I've been working with the XMLHttpRequest object in JavaScript recently, and I couldn't help but notice that the casing of this name makes no sense. Why is 'XML' all in caps while 'Http' is not? They're both acronyms!

Surely it'd make more sense for the name to be one of the following:

  • XmlHttpRequest (PascalCase, best practice for class names in JavaScript)
  • xmlHttpRequest (camelCase, also common though not for classes)
  • XMLHTTPRequest (caps-for-acronyms, rarely used in programming?)

I'm sure there must be some reason and I'd hate to think it's now set in stone just because no one questioned this at the time. Is there another naming convention that I'm unaware of?

Best Answer

Interestingly enough, Microsoft first called it IXMLHTTPRequest when it was first added to the MSXML library.

It was Mozilla that used the name XMLHttpRequest when it added the concept into Gecko, implementing the idea to mimic the MS interface.
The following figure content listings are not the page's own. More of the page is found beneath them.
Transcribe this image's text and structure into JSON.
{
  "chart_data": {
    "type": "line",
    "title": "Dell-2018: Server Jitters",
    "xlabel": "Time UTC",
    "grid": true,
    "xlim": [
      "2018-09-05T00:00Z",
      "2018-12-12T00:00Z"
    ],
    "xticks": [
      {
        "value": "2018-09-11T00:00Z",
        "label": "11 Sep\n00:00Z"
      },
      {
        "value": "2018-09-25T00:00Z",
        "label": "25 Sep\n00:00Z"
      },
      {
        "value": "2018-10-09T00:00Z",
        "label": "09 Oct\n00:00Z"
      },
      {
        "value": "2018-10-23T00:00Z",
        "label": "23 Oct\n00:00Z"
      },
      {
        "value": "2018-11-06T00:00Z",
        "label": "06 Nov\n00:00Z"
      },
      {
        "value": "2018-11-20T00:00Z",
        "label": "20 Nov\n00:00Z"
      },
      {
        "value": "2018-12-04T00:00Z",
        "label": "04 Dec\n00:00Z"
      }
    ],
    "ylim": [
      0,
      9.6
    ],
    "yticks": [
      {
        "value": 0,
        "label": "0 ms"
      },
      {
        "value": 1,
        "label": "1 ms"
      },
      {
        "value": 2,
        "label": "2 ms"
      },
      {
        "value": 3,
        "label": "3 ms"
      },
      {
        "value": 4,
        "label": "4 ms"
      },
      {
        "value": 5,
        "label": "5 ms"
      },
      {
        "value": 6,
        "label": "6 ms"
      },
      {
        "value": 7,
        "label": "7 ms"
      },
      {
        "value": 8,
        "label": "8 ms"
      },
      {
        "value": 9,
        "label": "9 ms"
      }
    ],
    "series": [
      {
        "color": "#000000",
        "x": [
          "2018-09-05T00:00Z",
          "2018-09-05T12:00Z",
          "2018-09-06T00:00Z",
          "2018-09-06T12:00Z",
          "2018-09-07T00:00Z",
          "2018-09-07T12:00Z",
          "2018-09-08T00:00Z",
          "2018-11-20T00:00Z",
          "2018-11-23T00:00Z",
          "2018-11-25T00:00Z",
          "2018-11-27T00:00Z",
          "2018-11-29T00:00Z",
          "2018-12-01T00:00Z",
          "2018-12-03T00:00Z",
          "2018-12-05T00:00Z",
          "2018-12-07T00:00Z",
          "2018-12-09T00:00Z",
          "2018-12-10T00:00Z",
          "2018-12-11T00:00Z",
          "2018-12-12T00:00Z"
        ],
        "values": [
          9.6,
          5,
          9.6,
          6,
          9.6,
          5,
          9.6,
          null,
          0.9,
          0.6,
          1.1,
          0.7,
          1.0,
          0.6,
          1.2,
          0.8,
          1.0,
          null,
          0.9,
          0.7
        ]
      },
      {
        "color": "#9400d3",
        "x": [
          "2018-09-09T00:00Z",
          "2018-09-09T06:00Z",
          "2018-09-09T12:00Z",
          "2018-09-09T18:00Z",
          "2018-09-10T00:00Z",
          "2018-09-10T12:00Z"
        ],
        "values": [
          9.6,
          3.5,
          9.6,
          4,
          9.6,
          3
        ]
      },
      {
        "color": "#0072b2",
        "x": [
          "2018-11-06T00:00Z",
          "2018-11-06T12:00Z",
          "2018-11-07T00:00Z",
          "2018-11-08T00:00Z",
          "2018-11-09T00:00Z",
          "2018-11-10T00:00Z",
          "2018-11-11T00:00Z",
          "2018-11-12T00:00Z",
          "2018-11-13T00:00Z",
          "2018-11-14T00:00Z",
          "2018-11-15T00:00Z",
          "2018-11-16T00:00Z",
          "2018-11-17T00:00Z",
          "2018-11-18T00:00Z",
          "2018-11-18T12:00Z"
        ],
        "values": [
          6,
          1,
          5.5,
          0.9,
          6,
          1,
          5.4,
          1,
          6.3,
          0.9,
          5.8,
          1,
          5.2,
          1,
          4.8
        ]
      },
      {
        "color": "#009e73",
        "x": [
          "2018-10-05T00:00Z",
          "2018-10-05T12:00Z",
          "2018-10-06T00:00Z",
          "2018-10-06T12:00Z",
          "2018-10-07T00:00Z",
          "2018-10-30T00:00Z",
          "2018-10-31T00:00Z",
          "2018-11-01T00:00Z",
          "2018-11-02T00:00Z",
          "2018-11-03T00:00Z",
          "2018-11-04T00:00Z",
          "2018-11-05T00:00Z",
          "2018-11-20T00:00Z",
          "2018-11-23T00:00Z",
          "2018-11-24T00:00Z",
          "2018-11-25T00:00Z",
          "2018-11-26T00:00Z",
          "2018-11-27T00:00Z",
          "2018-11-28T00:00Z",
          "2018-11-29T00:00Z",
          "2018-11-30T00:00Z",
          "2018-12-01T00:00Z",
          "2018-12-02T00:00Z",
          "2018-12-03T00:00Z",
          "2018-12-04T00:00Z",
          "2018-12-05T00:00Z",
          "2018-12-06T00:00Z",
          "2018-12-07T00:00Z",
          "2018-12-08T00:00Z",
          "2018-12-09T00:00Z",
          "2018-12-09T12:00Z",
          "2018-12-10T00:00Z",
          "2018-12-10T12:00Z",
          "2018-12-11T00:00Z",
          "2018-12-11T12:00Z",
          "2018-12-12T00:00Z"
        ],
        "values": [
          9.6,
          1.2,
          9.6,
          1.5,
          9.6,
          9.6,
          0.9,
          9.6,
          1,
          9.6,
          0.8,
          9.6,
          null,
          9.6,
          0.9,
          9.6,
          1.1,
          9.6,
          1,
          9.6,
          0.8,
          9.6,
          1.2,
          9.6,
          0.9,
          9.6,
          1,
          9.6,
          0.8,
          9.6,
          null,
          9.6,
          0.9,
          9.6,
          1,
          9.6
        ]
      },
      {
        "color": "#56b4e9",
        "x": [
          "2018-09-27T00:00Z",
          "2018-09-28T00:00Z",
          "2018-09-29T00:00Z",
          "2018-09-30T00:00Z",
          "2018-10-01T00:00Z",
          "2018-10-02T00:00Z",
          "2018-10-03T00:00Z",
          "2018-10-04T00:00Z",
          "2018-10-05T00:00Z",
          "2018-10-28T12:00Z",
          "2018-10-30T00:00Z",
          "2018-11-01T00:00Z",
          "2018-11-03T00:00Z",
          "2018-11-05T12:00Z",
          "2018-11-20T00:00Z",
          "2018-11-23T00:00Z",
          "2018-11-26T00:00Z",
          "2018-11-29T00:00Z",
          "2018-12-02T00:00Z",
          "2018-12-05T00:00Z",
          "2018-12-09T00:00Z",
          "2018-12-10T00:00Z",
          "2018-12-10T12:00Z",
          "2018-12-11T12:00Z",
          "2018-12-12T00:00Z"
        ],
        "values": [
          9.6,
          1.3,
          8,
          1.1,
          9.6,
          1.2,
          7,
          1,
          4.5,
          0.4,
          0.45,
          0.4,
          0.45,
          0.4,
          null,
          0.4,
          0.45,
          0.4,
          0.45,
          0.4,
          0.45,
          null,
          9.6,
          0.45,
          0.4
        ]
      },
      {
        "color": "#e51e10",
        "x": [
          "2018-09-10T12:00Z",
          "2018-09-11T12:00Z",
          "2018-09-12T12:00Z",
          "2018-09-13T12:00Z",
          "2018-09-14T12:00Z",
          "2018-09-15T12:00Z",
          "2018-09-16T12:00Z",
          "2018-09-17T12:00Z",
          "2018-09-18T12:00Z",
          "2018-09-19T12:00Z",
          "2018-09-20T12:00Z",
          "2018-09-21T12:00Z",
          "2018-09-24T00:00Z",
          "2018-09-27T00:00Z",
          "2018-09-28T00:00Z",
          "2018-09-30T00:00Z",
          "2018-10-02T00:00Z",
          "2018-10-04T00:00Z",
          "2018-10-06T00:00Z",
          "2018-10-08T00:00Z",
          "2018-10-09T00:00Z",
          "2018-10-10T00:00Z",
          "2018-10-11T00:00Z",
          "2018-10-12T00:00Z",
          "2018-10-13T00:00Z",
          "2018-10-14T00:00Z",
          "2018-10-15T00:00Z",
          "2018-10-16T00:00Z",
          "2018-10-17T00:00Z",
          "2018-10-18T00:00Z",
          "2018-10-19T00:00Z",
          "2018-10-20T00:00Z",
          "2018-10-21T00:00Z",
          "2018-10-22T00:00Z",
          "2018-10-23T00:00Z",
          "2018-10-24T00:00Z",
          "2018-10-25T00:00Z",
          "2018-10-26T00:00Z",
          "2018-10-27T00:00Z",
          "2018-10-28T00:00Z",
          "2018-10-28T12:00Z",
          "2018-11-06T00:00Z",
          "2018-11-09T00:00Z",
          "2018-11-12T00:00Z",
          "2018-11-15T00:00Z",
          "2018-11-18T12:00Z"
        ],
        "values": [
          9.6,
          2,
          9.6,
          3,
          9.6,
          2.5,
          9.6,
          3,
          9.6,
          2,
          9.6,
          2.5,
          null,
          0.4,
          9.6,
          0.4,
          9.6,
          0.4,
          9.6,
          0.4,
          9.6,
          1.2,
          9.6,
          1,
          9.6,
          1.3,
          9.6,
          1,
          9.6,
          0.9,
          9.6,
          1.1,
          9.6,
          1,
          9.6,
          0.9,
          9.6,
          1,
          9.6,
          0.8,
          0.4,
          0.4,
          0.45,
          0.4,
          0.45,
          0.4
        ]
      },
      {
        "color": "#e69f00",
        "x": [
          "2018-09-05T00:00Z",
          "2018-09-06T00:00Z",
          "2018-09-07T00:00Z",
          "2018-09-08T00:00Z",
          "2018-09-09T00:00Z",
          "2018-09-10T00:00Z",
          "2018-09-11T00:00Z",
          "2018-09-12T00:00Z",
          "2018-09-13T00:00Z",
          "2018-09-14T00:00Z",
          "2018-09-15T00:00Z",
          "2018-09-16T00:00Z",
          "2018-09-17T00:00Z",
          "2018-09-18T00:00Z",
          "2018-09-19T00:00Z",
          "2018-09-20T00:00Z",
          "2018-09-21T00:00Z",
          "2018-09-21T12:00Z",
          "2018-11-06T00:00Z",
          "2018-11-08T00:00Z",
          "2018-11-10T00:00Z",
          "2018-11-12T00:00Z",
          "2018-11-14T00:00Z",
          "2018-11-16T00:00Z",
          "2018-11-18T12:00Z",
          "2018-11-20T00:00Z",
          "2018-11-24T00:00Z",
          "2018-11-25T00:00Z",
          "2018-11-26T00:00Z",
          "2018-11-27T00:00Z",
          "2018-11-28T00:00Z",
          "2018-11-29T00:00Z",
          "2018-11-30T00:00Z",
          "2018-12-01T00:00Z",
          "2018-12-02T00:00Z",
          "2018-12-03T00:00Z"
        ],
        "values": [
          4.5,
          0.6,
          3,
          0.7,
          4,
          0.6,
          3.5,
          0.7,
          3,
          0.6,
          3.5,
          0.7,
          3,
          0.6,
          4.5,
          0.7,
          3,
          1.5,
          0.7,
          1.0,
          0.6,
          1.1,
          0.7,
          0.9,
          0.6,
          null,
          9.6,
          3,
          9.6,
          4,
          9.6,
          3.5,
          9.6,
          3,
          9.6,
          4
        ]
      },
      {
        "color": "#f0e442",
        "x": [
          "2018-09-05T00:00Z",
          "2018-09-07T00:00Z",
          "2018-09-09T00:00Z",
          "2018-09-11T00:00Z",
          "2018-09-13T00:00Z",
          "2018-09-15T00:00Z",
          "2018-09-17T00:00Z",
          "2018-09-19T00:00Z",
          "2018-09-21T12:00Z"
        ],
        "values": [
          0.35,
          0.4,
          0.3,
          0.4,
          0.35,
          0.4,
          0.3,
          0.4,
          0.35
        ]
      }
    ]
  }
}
It has since become the defacto standard, tying all other implementations to Mozilla's decision.

You'd have to go spelunking in the Mozilla Bugzilla to see if you can find any reasoning for the caps change there, but I suspect that not much thought went into it and the lowercasing of the ttp part is accidental.

This is corroborated by the misspelling of the Microsoft interface in the nsIXMLHttpRequest interface definition (earliest revision in the Mozilla Mercurial repository):

Mozilla's XMLHttpRequest is modelled after Microsoft's IXMLHttpRequest object. The goal has been to make Mozilla's version match Microsoft's version as closely as possible, but there are bound to be some differences.